Shuntaro Yada

矢田 竣太郎

My profile image

I am an associate professor working on library and information science and medical language processing at the University of Tsukuba in Japan, leading theKnowledge and Language Computing Laboratory (KaLC Lab).

日本語

Notion

yadaslis.tsukuba.ac.jp

contactshuntaroy.com

News

About

Research Theme

He specialises in social computing on social media and the application of natural language processing, and is currently engaged in medical language processing, drawing on his experience. In particular, he is researching and developing a system that extracts medical information from clinical documents (e.g. electronic health records; EHRs) as graphs to facilitate information sharing among healthcare professionals or between patients and them. Examples of such systems include a system that searches for radiology reports with similar diagnostic content and the HeaRT system (Japanese patent pending) which creates a timeline of a patient's treatment history from written text in EHRs. Annotated training data (corpora) are essential for the language processing models behind these systems, the annotations of which he has designed and built over several projects.

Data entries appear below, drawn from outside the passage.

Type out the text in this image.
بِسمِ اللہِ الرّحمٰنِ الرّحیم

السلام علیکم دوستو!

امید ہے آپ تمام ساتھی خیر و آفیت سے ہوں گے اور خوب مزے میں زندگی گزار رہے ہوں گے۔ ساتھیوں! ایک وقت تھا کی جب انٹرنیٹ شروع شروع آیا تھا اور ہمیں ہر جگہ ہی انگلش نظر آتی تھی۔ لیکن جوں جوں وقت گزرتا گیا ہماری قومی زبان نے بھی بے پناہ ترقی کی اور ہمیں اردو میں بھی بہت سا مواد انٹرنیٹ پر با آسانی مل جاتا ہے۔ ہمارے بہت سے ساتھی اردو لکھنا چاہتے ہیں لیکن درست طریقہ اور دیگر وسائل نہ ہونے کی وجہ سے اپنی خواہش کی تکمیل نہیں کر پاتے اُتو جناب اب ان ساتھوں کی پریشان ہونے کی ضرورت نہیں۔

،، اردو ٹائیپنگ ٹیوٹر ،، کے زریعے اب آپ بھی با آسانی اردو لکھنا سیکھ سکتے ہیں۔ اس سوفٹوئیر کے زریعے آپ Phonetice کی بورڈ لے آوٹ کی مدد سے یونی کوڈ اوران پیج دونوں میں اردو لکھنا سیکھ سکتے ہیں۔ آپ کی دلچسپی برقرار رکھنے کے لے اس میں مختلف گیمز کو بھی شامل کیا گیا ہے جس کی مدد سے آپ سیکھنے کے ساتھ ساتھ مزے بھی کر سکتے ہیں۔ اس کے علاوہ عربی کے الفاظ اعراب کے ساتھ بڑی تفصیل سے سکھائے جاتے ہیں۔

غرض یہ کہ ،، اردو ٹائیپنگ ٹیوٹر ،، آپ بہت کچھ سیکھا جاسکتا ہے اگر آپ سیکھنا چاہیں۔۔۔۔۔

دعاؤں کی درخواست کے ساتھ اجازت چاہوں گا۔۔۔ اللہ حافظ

In his library and information science major, he is interested in creating a digital environment where people can encounter valuable information even passively. Serendy, a word-of-mouth book recommendation system that inspires those who are unsure of what to read, promotes chance encounters by delivering information on books mentioned by acquaintances and friends on social media such as Twitter. BookReach, a system that helps school librarians support classes, allows them to search through related materials according to class units, providing opportunities to encounter unexpectedly useful books. From 2023, we are also developing and operating a book search engine in Japan, which enables searching for books that provide emotional support for people with cancer and other intractable diseases.

Since 2025, as a principal investigator, he has established a new lab called the Knowledge and Language Computing Laboratory (KaLC Lab) at the University of Tsukuba. Building on his expertise in the domains of medicine and education, he aims to expand his research into other knowledge areas such as science, industry, law, economics, culture, and art, leveraging language processing technology as a core methodology.

Education

Graduate School of Education, the University of Tokyo

PhD (Education) | April 2020

Graduate School of Education, the University of Tokyo

Master of Arts (Education) | March 2016

The University of Tokyo

Bachelor of Arts (Education) | March 2014

Employment

National Diet Library Digital Library Division (Kansai-kan)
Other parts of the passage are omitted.